U.S. Senator praises Vidalia for riverfront improvementsPublished 12:16am Friday, August 24, 2012
VIDALIA — U.S. Sen. Mary Landrieu was quick to praise the Mississippi River as one of the greatest river systems — even if it has put Louisiana through two natural disasters in as many years.
“The river has been a little bit of a pain this year,” Landrieu said. “It’s frightening how high the water was last year, and you turn around… and we can’t find the water.
“But we need to help remind Louisiana residents why we have one of the greatest river systems.”
In a crowded room at the Vidalia Conference and Convention Center Thursday, the senator spoke to mayors — former and current, — elected officials and residents about top goals for the City of Vidalia and just how far the city has come.
“You look at Vidalia that 15 years ago was a sleepy town without a vision, it proves without contradiction that leadership — political and public — matters,” Landrieu said. “The riverfront development was the first big development for Vidalia and the second will be the expansion of the industrial park and after that is the port.
“But without public leaders like Mayor (Hyram) Copeland, we wouldn’t be where we are now.”
With the industrial park being positioned at the top of Vidalia’s to-do list, Landrieu said she, Copeland and other city officials took the opportunity to meet personally with an industrial prospect interested in locating to the city’s industrial park.
Copeland said city officials have signed confidentiality agreements with the company, so the name of the company can’t be released.
The company is interested in building a manufacturing facility at the park, but needs immediate access to a port facility.
“This company is looking to make a $123 million investment in our area and bring about 68 jobs with them,” Copeland said. “Sen.

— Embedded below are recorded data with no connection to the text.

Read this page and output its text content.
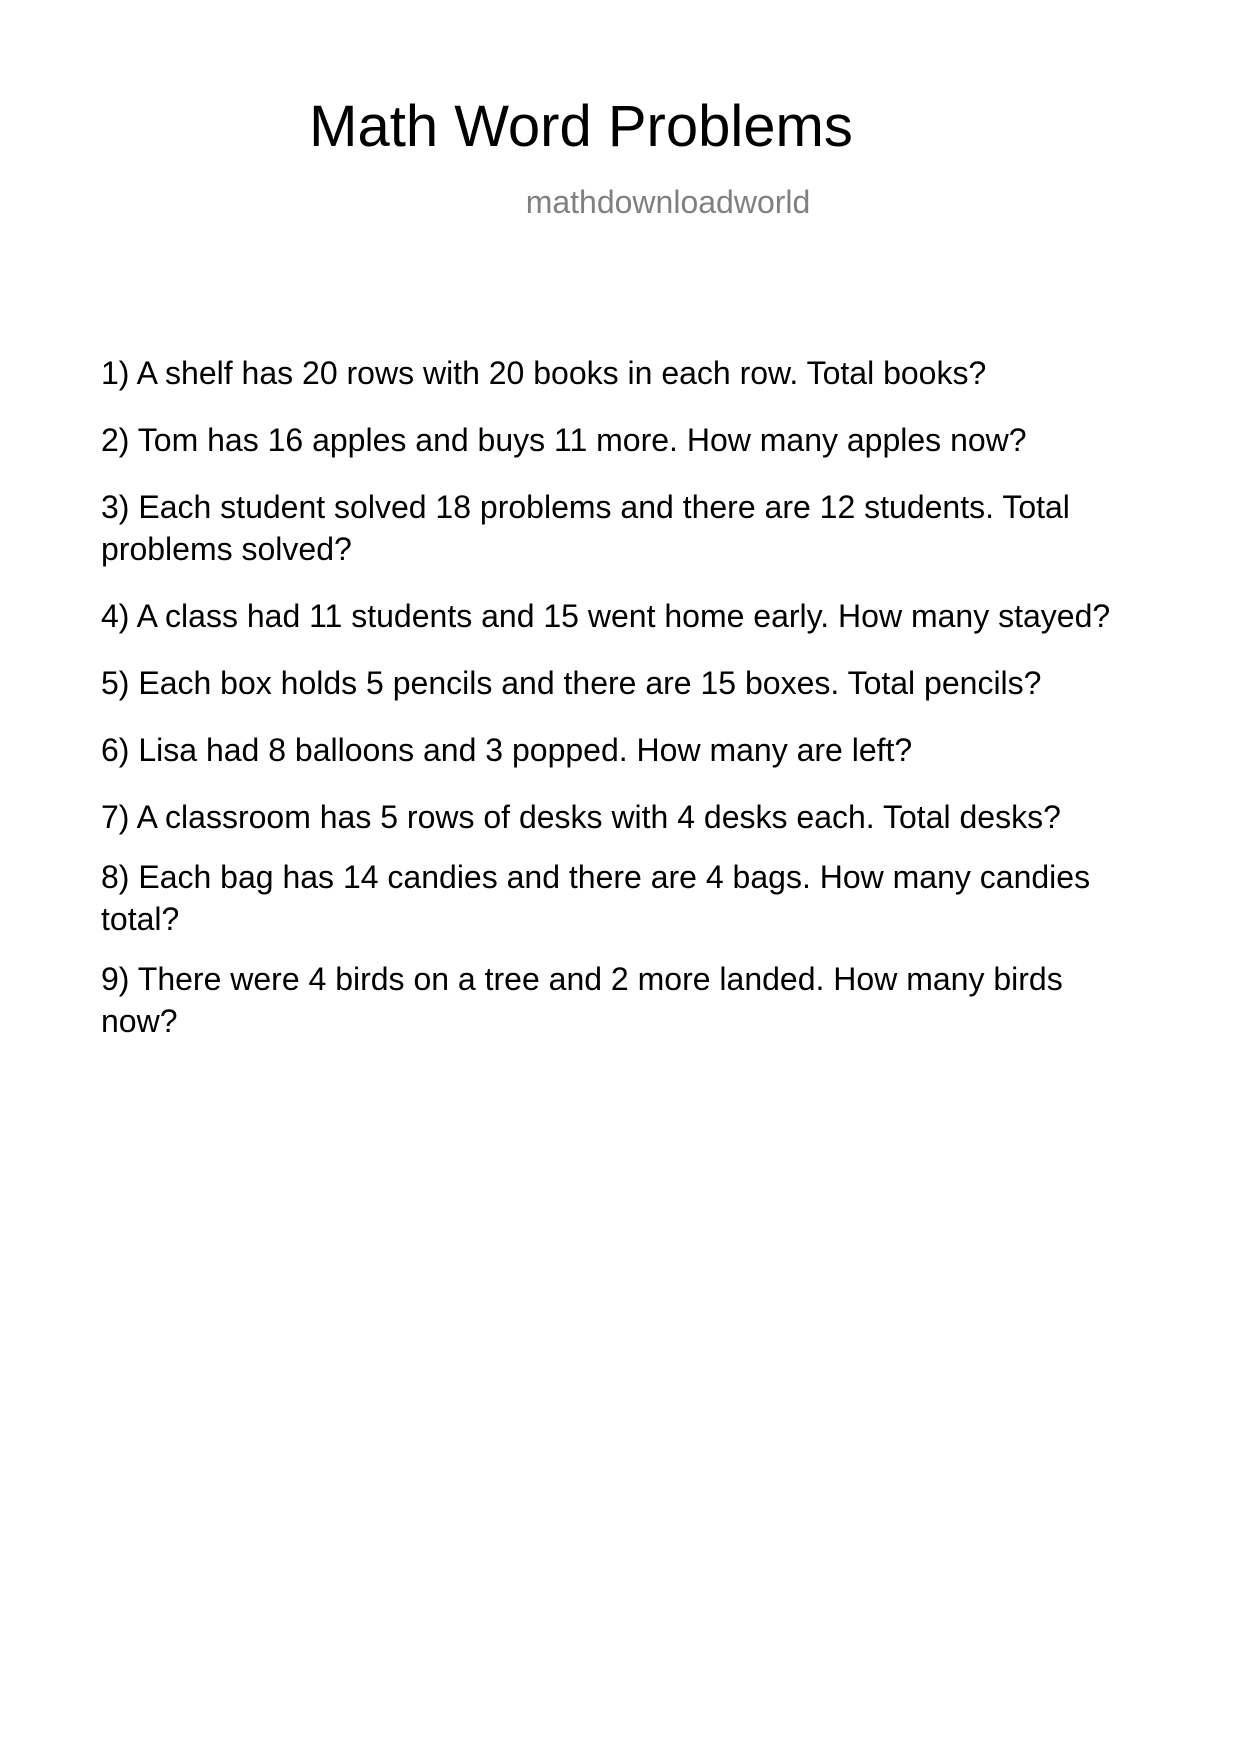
Math Word Problems

mathdownloadworld

1) A shelf has 20 rows with 20 books in each row. Total books?
2) Tom has 16 apples and buys 11 more. How many apples now?
3) Each student solved 18 problems and there are 12 students. Total problems solved?
4) A class had 11 students and 15 went home early. How many stayed?
5) Each box holds 5 pencils and there are 15 boxes. Total pencils?
6) Lisa had 8 balloons and 3 popped. How many are left?
7) A classroom has 5 rows of desks with 4 desks each. Total desks?
8) Each bag has 14 candies and there are 4 bags. How many candies total?
9) There were 4 birds on a tree and 2 more landed. How many birds now?
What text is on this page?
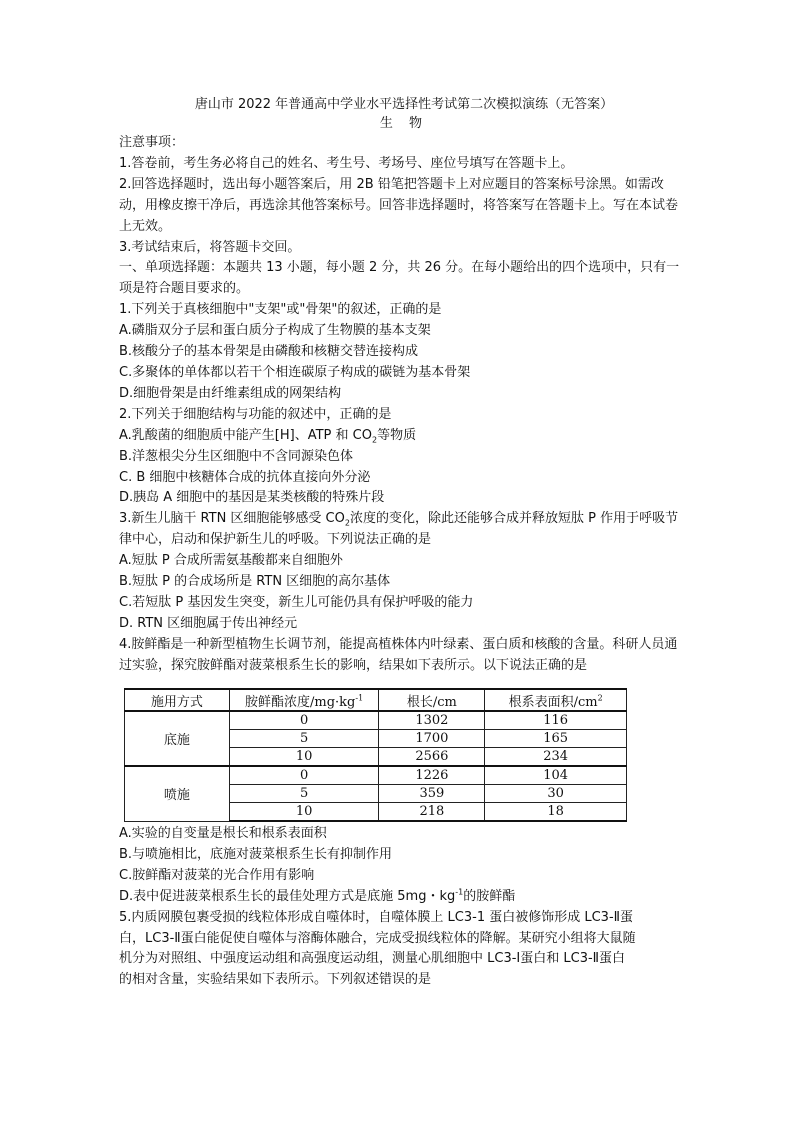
唐山市 2022 年普通高中学业水平选择性考试第二次模拟演练（无答案）
生 物
注意事项：
1.答卷前，考生务必将自己的姓名、考生号、考场号、座位号填写在答题卡上。
2.回答选择题时，选出每小题答案后，用 2B 铅笔把答题卡上对应题目的答案标号涂黑。如需改动，用橡皮擦干净后，再选涂其他答案标号。回答非选择题时，将答案写在答题卡上。写在本试卷上无效。
3.考试结束后，将答题卡交回。
一、单项选择题：本题共 13 小题，每小题 2 分，共 26 分。在每小题给出的四个选项中，只有一项是符合题目要求的。
1.下列关于真核细胞中"支架"或"骨架"的叙述，正确的是
A.磷脂双分子层和蛋白质分子构成了生物膜的基本支架
B.核酸分子的基本骨架是由磷酸和核糖交替连接构成
C.多聚体的单体都以若干个相连碳原子构成的碳链为基本骨架
D.细胞骨架是由纤维素组成的网架结构
2.下列关于细胞结构与功能的叙述中，正确的是
A.乳酸菌的细胞质中能产生[H]、ATP 和 $CO_2$等物质
B.洋葱根尖分生区细胞中不含同源染色体
C. B 细胞中核糖体合成的抗体直接向外分泌
D.胰岛 A 细胞中的基因是某类核酸的特殊片段
3.新生儿脑干 RTN 区细胞能够感受 $CO_2$浓度的变化，除此还能够合成并释放短肽 P 作用于呼吸节律中心，启动和保护新生儿的呼吸。下列说法正确的是
A.短肽 P 合成所需氨基酸都来自细胞外
B.短肽 P 的合成场所是 RTN 区细胞的高尔基体
C.若短肽 P 基因发生突变，新生儿可能仍具有保护呼吸的能力
D. RTN 区细胞属于传出神经元
4.胺鲜酯是一种新型植物生长调节剂，能提高植株体内叶绿素、蛋白质和核酸的含量。科研人员通过实验，探究胺鲜酯对菠菜根系生长的影响，结果如下表所示。以下说法正确的是
施用方式	胺鲜酯浓度$/mg\cdot kg^{-1}$	根长/cm	根系表面积$/cm^2$
底施	0	1302	116
	5	1700	165
	10	2566	234
喷施	0	1226	104
	5	359	30
	10	218	18
A.实验的自变量是根长和根系表面积
B.与喷施相比，底施对菠菜根系生长有抑制作用
C.胺鲜酯对菠菜的光合作用有影响
D.表中促进菠菜根系生长的最佳处理方式是底施 5mg・$kg^{-1}$的胺鲜酯
5.内质网膜包裹受损的线粒体形成自噬体时，自噬体膜上 LC3-1 蛋白被修饰形成 LC3-Ⅱ蛋
白，LC3-Ⅱ蛋白能促使自噬体与溶酶体融合，完成受损线粒体的降解。某研究小组将大鼠随
机分为对照组、中强度运动组和高强度运动组，测量心肌细胞中 LC3-Ⅰ蛋白和 LC3-Ⅱ蛋白
的相对含量，实验结果如下表所示。下列叙述错误的是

Landrieu has been instrumental in helping us secure additional funding for the port project and helping us attract these new industries.”
But without a river that is properly maintained to ship the goods companies interested in locating to Vidalia are producing, Landrieu said the entire process is back at square one.
“We need to make sure this Mississippi River gets dredged as it should be,” Landrieu said. “The (U.S. Army) Corps of Engineers’ budget is spread precariously thin, because they have $5 billion for the entire country and we could use a third of that just in Louisiana.
“The Corps’ budget has to go under some drastic and immediate modifications, and that’s one of the things I’m going to work on.”
And while dredging the river would be a solution for shipping goods, Landrieu said it’s not the solution for cities like Vidalia who depend on river levels to generate money through hydroelectricity.
On Wednesday, the city announced personnel changes including laying off 14 employees, moving four full-time employees to part-time and asking four full-time employees to retire early because of fluctuating levels on the Mississippi River during the past two years.
The city relies on revenues generated from the Sidney A. Murray Jr. Hydroelectric Station, located 40 miles from Vidalia, to operate the city.
The hydro plant depends on the natural flow of the Mississippi River and an elevation drop at the Old River Control complex to generate power and electricity.
Copeland said the hydro plant is currently operating at only 20 percent capacity because of the low river levels, which could cost the city approximately $4 million to $6 million in lost income.
Landrieu said she and Copeland are looking into a possible federal loan to help Vidalia stay afloat until the water levels begin to rise again.
“The answer is a short-term emergency assistance loan that Vidalia can use to borrow the money necessary to keep their operations moving forward and pay it back over a period of time,” Landrieu said. “That’s something that other cities up and down the river that are in similar circumstances like Vidalia will need.”
The loan is a revolving loan fund through the Economic Development Administration and Copeland said he has already been on the phone with officials from the agency about applying.
“We’re discussing that with the EDA to use that as a temporary solution to our monetary solution because of the river and the drought,” Copeland said. “We are confident we can get that loan with the senator’s help.”